As an Indian who has lived and worked in Saudi Arabia for some time, I think the Gulf countries offer Indian expatriates a great opportunity to better understand the problems of our neighbors. Just as we are fighting poverty so are Pakistan, Bangladesh, Sri Lanka and Nepal. Their problems are very similar to our problems. We had Jarnail Singh Bhindranwale, Pakistan had Baitullah Mehsud and Sri Lanka had Velupillai Prabhakaran. They were all extremists. We all grapple with the same problems.

Once we Indians are out of the country, we look at things with fresher perspectives. In India as well as in Pakistan, it is the mass media that has made things worse. That is not the case here. When India and Pakistan came very close to war in the aftermath of the Mumbai attacks, I remember talking to two taxi drivers: One non-Muslim from Kerala and one Pathan from Swat Valley. They both were worried and both were praying for the war clouds to clear. They had their families and loved ones in their respective countries. All of us surely encounter such people on a daily basis here in Saudi Arabia and in the other Gulf countries.
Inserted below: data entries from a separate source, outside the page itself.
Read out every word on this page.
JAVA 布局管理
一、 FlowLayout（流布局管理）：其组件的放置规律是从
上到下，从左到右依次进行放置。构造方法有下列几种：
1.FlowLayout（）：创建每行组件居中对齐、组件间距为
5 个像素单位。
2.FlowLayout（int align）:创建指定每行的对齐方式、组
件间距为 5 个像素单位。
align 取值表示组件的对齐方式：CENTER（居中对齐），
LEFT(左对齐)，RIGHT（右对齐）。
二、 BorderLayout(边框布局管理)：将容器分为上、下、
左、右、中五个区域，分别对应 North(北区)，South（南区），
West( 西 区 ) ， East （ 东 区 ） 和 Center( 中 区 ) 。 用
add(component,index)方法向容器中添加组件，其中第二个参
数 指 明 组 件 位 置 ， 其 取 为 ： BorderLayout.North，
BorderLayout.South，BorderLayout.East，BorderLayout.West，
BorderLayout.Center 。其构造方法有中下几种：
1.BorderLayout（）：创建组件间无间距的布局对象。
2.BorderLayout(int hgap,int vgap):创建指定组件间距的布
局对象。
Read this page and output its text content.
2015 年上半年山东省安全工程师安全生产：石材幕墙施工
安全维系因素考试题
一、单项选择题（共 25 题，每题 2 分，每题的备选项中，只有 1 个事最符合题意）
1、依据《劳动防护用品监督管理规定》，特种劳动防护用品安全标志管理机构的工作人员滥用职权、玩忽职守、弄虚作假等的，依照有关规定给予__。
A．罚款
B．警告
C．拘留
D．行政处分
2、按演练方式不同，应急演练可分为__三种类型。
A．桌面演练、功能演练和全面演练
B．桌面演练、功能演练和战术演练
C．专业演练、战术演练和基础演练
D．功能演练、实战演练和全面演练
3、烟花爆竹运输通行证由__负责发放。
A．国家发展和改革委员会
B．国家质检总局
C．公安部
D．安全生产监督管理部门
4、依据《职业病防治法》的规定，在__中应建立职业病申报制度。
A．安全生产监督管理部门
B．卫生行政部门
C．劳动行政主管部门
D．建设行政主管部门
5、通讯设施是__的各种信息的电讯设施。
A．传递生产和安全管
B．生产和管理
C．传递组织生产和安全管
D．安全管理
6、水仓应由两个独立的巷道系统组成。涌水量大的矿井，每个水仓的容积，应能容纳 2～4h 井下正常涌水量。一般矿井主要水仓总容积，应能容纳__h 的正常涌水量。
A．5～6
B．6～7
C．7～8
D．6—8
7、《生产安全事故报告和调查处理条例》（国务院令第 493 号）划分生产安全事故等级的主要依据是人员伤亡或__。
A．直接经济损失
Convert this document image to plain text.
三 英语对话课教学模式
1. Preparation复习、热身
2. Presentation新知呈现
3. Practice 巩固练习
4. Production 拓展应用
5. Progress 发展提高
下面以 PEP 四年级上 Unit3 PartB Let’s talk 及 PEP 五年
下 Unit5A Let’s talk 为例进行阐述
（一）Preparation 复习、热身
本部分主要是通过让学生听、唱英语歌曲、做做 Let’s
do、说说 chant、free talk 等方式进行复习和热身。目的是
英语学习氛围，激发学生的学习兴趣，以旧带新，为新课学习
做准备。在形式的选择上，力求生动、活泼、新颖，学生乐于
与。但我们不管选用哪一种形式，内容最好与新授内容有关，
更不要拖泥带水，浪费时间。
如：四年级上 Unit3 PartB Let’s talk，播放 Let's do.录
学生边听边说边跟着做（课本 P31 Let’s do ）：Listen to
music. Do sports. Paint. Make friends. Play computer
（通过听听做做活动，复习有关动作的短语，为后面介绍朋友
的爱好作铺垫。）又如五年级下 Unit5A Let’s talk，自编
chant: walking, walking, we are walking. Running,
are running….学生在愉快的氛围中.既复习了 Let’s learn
We should carry the message of good will to our respective countries and work for the greater good of the entire Subcontinent. And we can.

Many people like to speak of an undivided India, but such ideals are far from the present reality. It upsets our Pakistani friends. They think, and perhaps rightly so, that we have still not accepted them as a sovereign nation. What happened in the past happened, and we cannot undo it. There is no need to. We may be separate countries, but nothing stops us from joining hands as the European nations do. France and England have centuries of war and trouble behind them, yet the two are part of the European Union. Why can’t we follow that example? Our films are hugely popular in Pakistan, and Pakistani television serials are adored by Indians. Pakistani cricketers, such as Wasim Akram and Imran Khan, have huge followings in India, and Indian cricket legends such as Sunil Gavaskar and Sachin Tendulkar have many admirers in Pakistan.

We need to build on our trust, on what is common to both of us. We have to inspire confidence in the nations around us. That would give no room to outside powers to play politics in our backyard.